There’s no shortage of headwinds going into the second quarter, many extended from the previous quarter. But at this point analysts have had time to digest them and strategize.
“If your goal is to avoid all risk, then you shouldn’t be in the market,” said Liz Anne Sonders, managing director and chief investment strategist at Charles Schwab. But when there are big swings and heightened risk, a plan is necessary.
Here are the problems analysts are watching for this quarter and how to plan for them.
Russia’s invasion of Ukraine has stunned markets across the globe. The geopolitical unrest has rippled through energy markets, commodities and even to food insecurity issues.
It’s incredibly important to factor these problems into your investment calculus, said Josh Leonardi, director of prime services at TD Securities. He’s looking at commodities markets to hedge the Russian conflict, and he likes wheat in particular. About a quarter of the world’s wheat supply comes from Russia and Ukraine. Future contracts for the crop are jumping as supply becomes scarce but demand remains the same. Oil and gas are trickier because they’re so volatile and prices move quickly alongside headlines. But If the price of oil continues to rise, airline stocks will see a secondary impact as well.
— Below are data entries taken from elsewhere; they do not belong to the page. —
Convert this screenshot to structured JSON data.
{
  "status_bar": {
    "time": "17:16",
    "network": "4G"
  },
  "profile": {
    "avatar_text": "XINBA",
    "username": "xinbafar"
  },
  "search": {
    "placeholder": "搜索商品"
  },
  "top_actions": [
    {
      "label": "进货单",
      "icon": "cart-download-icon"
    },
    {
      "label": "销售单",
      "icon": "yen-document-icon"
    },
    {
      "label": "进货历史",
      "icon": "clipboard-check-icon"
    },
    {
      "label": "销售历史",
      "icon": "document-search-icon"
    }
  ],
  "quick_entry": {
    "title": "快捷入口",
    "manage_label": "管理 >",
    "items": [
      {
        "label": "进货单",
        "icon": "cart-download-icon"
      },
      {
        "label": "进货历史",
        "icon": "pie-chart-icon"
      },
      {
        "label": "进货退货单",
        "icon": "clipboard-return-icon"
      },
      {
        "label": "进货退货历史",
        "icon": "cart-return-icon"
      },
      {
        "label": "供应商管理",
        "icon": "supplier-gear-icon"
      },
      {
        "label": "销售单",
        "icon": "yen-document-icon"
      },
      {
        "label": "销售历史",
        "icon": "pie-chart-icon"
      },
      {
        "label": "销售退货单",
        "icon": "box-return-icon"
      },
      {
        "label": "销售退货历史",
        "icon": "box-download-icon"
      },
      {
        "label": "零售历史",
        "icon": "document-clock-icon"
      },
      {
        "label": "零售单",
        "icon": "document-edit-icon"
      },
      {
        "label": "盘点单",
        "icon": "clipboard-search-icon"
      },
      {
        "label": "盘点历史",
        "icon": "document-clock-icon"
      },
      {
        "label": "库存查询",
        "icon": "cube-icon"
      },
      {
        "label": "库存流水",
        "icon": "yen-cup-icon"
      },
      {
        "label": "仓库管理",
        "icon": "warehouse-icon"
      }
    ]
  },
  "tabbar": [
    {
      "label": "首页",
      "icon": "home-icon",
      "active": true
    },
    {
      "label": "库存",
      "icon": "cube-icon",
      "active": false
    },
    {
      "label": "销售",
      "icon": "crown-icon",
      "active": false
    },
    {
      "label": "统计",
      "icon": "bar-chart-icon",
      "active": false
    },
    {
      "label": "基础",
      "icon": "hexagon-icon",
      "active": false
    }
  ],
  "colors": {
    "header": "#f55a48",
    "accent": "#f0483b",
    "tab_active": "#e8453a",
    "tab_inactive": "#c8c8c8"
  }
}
The US is currently battling an inflation problem it hasn’t seen the likes of in 40 years, so it’s time to look to real assets as a hedge on inflation, said Leonardi. That means investing in commodities, real estate, land, equipment and natural resources.
Interest in real estate investment is exploding, he said. “I don’t know if anything is hotter on the market right now. You have everything from single multi-family homes to data centers to cold storage facilities.”
When investing in markets, look to companies that make money off of inflationary spikes. Banks earn more as interest rates rise and they profit from wider spreads. Companies with low capital needs are also good bets.
Here comes the Fed
The Federal Reserve is probably going to be aggressive in raising interest rates going forward, said Sonders.
Typically investors believe in a safety guard known as “The Fed put.” It’s the notion that enough market weakness will cause the Fed to stop raising interest rates and tighten policy, and perhaps even reverse and ease rates. Because inflation is so out of hand, there’s no way that’s going to happen again, said Sonders.
“Investors need to be aware of that, especially if they’re being more aggressive because they think the Fed won’t let markets down,” said Sonders. They’ll continue to raise rates and will do it to slow economic growth. That means the risk of recession is higher than it otherwise would be.
Covid waves and other unforeseen emergencies
Emergency situations are a good time to play it safe, and to revert to investing basics, said Sonders. Make sure your portfolio is diversified. Take advantage of volatile swings by staying in gear and rebalance investments: add low, trim high.
If your portfolio swings one way — say the equities market grows by 15% — take advantage of that, sell some off and then pare it back. As Sonders said, “Let the volatility work in your favor.”